If May 1, 2028 arrives without signed contracts for America’s unionized auto workers, UAW president Shawn Fain has now made plain, these workers don’t plan on walking out alone.
“We invite unions around the country to align your contract expirations with our own so that together we can begin to flex our collective muscles,” says Fain. “If we’re going to truly take on the billionaire class and rebuild the economy so that it starts to work for the benefit of the many and not the few, then it’s important that we not only strike but that we strike together.”
And by aligning the UAW’s next big contract deadline with International Labor Day, the union is clearly inviting coordination beyond the national level. The May Day that workers worldwide have so long honored, as Fain notes, has always been “more than just a day of commemoration, it’s a call to action.” And the labor movement worldwide, as the latest headlines remind us, is showing real signs of acting more in strategic concert.
Within the global auto industry, for instance, no corporation more embodies the inequality our corporate world order has spread so aggressively than the non-union Tesla. Under CEO Elon Musk, the world’s richest single individual, Tesla pays wages that run substantially below the hourly rates at Detroit’s Big Three, and that gap will only widen after the new UAW contracts go into full effect.
This shortchanging of workers has sped the growth of Musk’s fabulous fortune and helped boost Tesla’s share of the global electrical vehicle market to about 60 percent. The new UAW contracts, predicts German Bender of the Swedish think-tank Arena, could well “boost union interest among Tesla workers.”

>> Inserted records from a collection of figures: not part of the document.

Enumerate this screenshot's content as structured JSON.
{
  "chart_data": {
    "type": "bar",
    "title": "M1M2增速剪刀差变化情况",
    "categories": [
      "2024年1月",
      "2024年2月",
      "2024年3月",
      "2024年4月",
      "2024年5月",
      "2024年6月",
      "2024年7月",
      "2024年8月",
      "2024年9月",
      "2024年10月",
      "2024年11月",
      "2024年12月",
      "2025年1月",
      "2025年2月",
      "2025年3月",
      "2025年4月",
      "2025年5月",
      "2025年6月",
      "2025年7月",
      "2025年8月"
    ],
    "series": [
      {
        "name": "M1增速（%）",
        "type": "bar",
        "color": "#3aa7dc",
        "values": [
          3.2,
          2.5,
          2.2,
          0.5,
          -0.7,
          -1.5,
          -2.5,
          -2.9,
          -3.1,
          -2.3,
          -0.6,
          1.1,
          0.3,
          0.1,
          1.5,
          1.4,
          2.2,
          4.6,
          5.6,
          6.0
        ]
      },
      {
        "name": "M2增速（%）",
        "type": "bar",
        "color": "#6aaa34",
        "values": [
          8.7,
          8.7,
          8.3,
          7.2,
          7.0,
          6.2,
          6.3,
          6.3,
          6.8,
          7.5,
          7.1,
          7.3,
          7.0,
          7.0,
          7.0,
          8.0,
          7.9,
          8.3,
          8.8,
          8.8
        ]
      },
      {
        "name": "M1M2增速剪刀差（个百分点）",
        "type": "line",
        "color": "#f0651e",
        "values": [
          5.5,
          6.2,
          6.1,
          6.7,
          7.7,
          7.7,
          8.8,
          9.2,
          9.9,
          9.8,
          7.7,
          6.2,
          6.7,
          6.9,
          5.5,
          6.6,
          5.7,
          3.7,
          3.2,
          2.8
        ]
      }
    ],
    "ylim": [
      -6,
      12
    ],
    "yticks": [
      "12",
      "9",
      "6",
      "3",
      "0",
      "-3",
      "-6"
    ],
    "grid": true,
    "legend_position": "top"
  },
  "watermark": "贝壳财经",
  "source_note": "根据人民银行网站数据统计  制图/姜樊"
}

That interest already seems to be growing. On the final Friday of the UAW walkout in the United States, workers at Tesla-owned servicing shops in Sweden went out on strike — after five years of fruitless attempts to get Tesla’s Swedish subsidiary to reach a bargaining agreement. That strike has now spread to all auto shops in Sweden that do work on Tesla cars.
This Swedish walkout, the global union confederation IndustriALL has announced, represents the first formal strike against Tesla anywhere in the world. And the challenge to Tesla may soon be spreading beyond Sweden. Germany’s largest union, Bloomberg reports, is hoping to organize a 12,000-worker Tesla plant near Berlin.
Tesla’s over 120,000 workers worldwide will certainly see plenty to like in the new UAW contracts in the United States. At Ford, workers who started as temps making $16.67 an hour will be automatically moving to permanent status and an hourly wage rate of at least $24.91. That rate will hit $40.82 an hour by the contract’s end, and any inflation between now and then will kick that rate still higher.
Workers in major American industries haven’t seen gains that stunning since the middle of the 20th century, a time when the chief execs of America’s largest corporations averaged only just over 20 times the compensation of their workers. That gap today, the Economic Policy Institute calculates, is now running nearly 350 times.
But the greatest significance of the new UAW auto industry contracts may be the impact these bargaining triumphs will have on the future. These agreements could become the single most important step to a more equal world that any of us have ever seen.
The giants of American auto manufacturing, as Fain puts it, “underestimated” their own workers’ capacity to unite and fight together.
“We have shown the companies, the American public, and the whole world that the working class is not done fighting,” he adds. “In fact, we’re just getting started.”